Am I making a deal out of nothing?
Hi everyone,
My name is jess & I have only just joined TSN. I don’t believe my
Story is exactly as important as my peers on here and I am not sure whether I should just get over myself and grow up and if I am over reacting over nothing. Please help?
My story actually began when I was 10years old (I am now 21). In this time I have had 5 major car accidents and have survived each one… Not including minor accidents. I had not been driving once during these. I have gotten to the stage of my life where I am so scared and so sick of people telling me to drive and get over this. No one understands the fear and the guy wrenching ache of just waiting for the impending impact. I can’t sleep In a car and am always anxious and I always watch the road. I have no one who understands (even though they want to) what I feel. I have had accidents from going head first into a tree at 60km & to rolling down a 15m embankment. The worst feeling is waiting. Waiting for the impact when your spiralling out of control and there is nothing you can do to stop it. The screaming and the helplessness keep me up at night and I still have nightmares. I have come out extremely lucky through this accidents and some I should not have survived but through miraculous odds, I am
Still here. I feel guilty and disgusting having survived sometimes because I can only imagine what other family’s who have gone through worse and I am here complaining.

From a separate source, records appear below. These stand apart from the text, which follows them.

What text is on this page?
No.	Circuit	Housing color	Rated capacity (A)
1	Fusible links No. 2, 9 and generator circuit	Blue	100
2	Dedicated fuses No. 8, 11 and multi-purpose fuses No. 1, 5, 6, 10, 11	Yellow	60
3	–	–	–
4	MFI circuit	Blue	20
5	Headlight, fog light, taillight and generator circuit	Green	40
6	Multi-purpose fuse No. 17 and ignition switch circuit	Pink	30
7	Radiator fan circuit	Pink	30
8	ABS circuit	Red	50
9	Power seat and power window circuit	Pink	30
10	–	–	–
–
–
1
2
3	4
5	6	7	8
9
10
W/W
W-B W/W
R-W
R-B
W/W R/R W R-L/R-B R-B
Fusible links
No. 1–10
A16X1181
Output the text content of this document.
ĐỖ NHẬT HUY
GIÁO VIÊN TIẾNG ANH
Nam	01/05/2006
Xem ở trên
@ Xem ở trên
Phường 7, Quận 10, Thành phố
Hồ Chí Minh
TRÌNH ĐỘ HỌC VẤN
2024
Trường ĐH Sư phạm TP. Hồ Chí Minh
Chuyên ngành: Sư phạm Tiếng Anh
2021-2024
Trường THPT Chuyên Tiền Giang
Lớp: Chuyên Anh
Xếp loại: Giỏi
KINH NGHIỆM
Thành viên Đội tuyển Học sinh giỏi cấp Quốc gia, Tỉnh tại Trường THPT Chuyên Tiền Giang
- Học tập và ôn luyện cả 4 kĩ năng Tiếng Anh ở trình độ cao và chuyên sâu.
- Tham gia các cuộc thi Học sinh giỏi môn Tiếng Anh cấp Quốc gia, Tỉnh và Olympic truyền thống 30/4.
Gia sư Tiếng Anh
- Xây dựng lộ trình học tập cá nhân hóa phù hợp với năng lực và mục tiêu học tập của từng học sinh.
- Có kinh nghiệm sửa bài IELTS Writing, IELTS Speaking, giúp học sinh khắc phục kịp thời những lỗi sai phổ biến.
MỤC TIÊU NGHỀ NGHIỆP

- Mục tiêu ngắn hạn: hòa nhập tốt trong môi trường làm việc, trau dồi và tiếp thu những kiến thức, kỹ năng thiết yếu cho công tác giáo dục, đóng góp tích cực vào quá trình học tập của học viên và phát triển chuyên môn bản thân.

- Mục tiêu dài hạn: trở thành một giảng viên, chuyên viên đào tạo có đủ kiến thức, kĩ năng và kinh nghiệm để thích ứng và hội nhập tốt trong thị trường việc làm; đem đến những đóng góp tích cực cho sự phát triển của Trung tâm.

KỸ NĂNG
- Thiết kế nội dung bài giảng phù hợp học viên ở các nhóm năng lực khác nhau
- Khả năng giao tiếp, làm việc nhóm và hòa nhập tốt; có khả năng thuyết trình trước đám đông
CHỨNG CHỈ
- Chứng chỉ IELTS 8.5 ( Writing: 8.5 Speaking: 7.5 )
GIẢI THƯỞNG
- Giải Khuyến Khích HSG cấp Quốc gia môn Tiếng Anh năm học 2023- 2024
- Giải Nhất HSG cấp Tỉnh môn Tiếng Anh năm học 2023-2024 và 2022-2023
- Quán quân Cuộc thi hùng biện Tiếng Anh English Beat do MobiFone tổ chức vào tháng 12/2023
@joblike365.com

Should I just give up and stop winging. I haven’t seen a counsellor even though I’ve been told I should. I just don’t feel comfortable talking to someone who doesn’t understand and I am not one to open up to just anyone. The worst thing is that when I finally get the confidence to open up to even family members.. The don’t understand. Next thing I know I’ve shut down again and the nightmares return.
Why can’t I get past this? I am so lucky to be alive but I can’t seem to shake these feelings.